January 16, 2015

Consumer-Driven Healthcare Is an Uncomfortable Concept

This comes from this link and is a past topic from September 17, 2012. I felt it was time to bring it up again. I have written about doctors that feel they are all the patient needs and there are too many of these still practicing. These doctors will not accept consumer-driven healthcare. Some of these doctors have set the parameters when they tell patients not to come back if they are using the internet to look up information on their disease or illness.

If you have one of these doctors, be prepared to find another doctor. In the past, they were in the majority, but this is changing. Until recently, all the data, information, and knowledge were in the domain of doctors and healthcare professionals, and the consumer, patient, and individual was out there without that information, and not even their own data. But that's changing very quickly and often for the best.

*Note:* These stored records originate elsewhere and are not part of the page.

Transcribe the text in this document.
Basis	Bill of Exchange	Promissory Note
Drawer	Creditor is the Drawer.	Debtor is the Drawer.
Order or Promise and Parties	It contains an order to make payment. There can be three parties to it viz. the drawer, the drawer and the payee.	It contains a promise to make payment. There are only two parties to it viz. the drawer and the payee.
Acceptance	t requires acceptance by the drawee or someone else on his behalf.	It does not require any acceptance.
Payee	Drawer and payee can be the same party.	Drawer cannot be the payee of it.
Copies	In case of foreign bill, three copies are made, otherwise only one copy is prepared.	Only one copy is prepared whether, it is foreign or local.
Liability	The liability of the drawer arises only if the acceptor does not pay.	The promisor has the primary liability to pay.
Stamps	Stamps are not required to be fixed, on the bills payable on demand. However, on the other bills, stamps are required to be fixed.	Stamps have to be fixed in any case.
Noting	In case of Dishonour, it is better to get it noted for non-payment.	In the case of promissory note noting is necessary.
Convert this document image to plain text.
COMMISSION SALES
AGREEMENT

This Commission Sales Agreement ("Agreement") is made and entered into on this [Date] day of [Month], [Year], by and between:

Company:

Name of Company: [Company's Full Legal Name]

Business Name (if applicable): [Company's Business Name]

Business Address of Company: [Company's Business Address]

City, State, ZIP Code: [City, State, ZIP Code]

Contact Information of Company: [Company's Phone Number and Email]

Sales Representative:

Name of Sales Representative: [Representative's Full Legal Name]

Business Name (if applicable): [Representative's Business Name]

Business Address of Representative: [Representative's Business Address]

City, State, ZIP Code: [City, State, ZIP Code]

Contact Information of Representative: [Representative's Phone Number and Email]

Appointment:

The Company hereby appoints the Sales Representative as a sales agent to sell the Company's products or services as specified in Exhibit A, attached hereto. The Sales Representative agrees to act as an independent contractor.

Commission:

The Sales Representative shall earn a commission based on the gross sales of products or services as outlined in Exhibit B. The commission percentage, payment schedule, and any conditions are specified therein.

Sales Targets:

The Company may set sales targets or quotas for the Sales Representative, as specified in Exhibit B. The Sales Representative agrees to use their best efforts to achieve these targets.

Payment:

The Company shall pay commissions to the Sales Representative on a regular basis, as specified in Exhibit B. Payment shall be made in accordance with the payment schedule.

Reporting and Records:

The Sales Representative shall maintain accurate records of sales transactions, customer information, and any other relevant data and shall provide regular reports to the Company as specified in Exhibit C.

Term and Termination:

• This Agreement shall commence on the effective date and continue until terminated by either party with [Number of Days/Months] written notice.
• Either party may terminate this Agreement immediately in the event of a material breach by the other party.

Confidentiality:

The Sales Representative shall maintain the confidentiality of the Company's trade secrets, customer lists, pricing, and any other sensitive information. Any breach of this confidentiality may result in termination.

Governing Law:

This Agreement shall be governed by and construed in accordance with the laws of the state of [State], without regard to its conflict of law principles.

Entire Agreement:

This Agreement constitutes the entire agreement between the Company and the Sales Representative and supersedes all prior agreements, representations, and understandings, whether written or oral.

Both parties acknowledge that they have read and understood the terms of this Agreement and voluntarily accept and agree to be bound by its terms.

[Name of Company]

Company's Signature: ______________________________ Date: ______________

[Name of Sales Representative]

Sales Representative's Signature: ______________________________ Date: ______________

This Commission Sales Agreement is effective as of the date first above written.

Much of the information is from a book titled “The Creative Destruction of Medicine,” by Eric J. Topol, MD. The article by the same author is on Medscape dot Com and is very interesting.

Patients will, in the future, have the capability of accessing notes from an office visit and hospital records, as well as laboratory data and DNA sequencing, and on one's smartphone, for example, blood pressure and glucose and all the key physiologic metrics.

When each patient has access to all this critical data, there will be a real shakeup to the old way that medicine was practiced. In the past, the Internet was supposed to be empowering for consumers, but that really didn't matter because what the consumer could get through the Internet was data about a population. Now, one can get data about oneself, and, of course, a center hub for all that data sharing will be the smartphone.

But in the future, with each patient potentially armed with so much data and information, the role of the doctor will be a very different one. It will be to provide guidance, wisdom, knowledge, and judgment and, of course, the critical aspects of compassion, empathy, and communication. That is a whole different look for the consumer-driven healthcare world of the future.

When Dr. Topol talks about communication, he is not talking about patient engagement, but real honest communication between the doctor and patient which helps both and does not muddy the communication. Few doctors are willing to do this and always attempt to divert the conversation to what they want to say. They are looking for patients that will aimlessly follow what the doctor orders.

As people with diabetes, we do not want these doctors. They do not live with us and if they will not provide the data we need, we can find another doctor that is more encouraging and communicates with us. Since we only see most doctors for about 15 minutes per quarter or about an hour per year out of 8736 hours per year, most of us find that the more information the doctor will provide us, the better we can manage our diabetes.